その他に、千台だとこれこれだが、一万台まとまればいくらいくら、といったような、そういうのはあります。それに、引き渡しの期日ですね。
 彼らは、支払い方法と、ボリュームと、デリバリーの三つを組み合わせてやってくる。勘定高いというか、インセンシティブというか、資本主義に徹しているんです。
 これが日本人だと、そうはいかない。「あなたのお父さんと、私のオヤジは、よく知っていたんですよ」などということにでもなれば、「そうですか。それじゃ今度は、勉強させていただきましょう」と、すぐにこれでしょう。勉強なんて言葉、どうにも翻訳のしようがないじゃありませんか。

 ニューヨークから日本を見ていて、ゴチョウ氏の気にかかるのは、企業の“温情主義”だという。
 年の暮れを前にして、彼の会社で働いていた日本青年が、アメリカ人経営のディスカウント・デパートメントのセールスマンとして引き抜かれた。
 ところが、そのデパートの書き入れどきであるクリスマスが済んで、数日たった金曜日の朝、出勤して来た同僚の一人は、その週の分の小切手を受け取ったその場で、「もうこなくていい」とクビを言い渡された。
 それが皮切りで、金曜日のたびごとに、セールスマンがクビになって行く。それも、成績の上がらない順にである。
 十人いた仲間の六人目が消えた日、たまりかねた彼は、ゴチョウ氏のところへかけこんだ。順番からいって、次の金曜日に彼のクビの飛ぶことが、ほぼ確実になったからである。

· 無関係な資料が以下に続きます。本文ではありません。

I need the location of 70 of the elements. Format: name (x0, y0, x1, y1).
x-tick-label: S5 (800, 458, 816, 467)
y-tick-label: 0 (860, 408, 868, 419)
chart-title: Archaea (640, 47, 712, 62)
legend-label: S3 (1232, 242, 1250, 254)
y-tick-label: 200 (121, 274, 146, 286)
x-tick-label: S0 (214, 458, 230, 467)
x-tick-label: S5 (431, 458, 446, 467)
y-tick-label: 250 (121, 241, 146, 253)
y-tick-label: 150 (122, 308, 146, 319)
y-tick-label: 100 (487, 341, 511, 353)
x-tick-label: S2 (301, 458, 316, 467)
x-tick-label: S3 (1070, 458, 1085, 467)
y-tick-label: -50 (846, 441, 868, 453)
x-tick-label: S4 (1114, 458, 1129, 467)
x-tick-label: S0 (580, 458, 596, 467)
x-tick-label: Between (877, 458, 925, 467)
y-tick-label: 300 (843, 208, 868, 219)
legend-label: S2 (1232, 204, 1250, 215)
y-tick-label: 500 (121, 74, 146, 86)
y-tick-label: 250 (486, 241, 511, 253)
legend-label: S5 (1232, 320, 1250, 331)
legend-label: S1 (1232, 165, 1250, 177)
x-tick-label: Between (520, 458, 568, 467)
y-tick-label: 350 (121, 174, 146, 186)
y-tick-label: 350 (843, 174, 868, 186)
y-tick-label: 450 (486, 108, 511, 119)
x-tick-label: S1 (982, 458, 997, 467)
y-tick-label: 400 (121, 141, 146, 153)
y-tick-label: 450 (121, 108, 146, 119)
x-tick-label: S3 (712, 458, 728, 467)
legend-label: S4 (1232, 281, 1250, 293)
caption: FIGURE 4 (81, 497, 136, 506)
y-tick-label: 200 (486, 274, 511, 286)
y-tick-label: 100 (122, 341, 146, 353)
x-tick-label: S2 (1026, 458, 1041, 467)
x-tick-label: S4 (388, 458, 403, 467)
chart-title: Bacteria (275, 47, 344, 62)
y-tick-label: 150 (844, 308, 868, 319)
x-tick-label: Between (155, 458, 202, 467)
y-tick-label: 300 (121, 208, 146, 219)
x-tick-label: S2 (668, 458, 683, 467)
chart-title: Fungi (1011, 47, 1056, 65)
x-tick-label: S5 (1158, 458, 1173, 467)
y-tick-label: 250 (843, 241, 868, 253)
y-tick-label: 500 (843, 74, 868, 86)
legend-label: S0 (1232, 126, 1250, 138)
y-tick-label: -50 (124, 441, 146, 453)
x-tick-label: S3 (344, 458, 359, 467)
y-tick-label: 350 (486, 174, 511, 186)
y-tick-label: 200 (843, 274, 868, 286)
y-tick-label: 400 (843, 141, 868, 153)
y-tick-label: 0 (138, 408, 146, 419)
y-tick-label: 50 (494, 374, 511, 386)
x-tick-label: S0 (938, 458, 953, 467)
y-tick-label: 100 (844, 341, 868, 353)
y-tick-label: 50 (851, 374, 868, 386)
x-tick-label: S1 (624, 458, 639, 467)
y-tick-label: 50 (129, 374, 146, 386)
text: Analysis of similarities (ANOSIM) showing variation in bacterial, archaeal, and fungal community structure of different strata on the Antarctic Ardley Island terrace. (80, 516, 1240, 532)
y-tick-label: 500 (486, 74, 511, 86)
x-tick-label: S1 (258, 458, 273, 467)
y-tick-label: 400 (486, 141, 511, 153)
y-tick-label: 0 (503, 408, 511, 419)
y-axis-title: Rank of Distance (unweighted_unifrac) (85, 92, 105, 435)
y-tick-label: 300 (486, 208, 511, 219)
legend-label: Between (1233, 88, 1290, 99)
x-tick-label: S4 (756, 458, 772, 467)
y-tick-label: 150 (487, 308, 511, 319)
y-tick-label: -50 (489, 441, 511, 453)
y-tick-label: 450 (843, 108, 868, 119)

 便所掃除でもいいから、といいましたけど、私は断りました。
 こちらでは、金曜日の夕方に「ハブ・ア・ナイス・ウイークエンド(いい週末を)」と挨拶するでしょう。そしたらボスは「シー・ユー・マンデー(月曜日にまた)」といいますね。これで、彼は来週も働けるという保証が得られたことになります。
 金曜日の朝、地下鉄に乗っているサラリーマンで、「今日出て行ったら、チェックを渡されてそれきりじゃないか」という不安を持っていないのは、一人もいないんじゃないですか。
 東京へ帰るたびに、スシ詰めの電車で思うんですが、スポーツ紙かなんか拡げていて、みんな天下泰平の顔をしている。逆に東京あたりでは、自分のクビを心配している人間は一人もいないんじゃないかと、そんな気がしますね。

 ゴチョウ氏に会ったころはそれほどでもなかったが、このところ日本も不況で、倒産は少なからざる人々にとって、他人事ではなくなって来ている。
 経営難の企業では、希望退職者をつのったり、一時帰休を言い渡したりで、急場をしのごうとしているが、倒産のぎりぎりまで、解雇はしたがらない。
 だが、アメリカでは、業績が悪化したら首切りというのが常識であり、そのためにサラリーマンは、ふだんから貯蓄をしている。
 業績がよかろうが、わるかろうが、季節がくれば毎年賃上げなどという結構な会社は、それこそただの一社もない。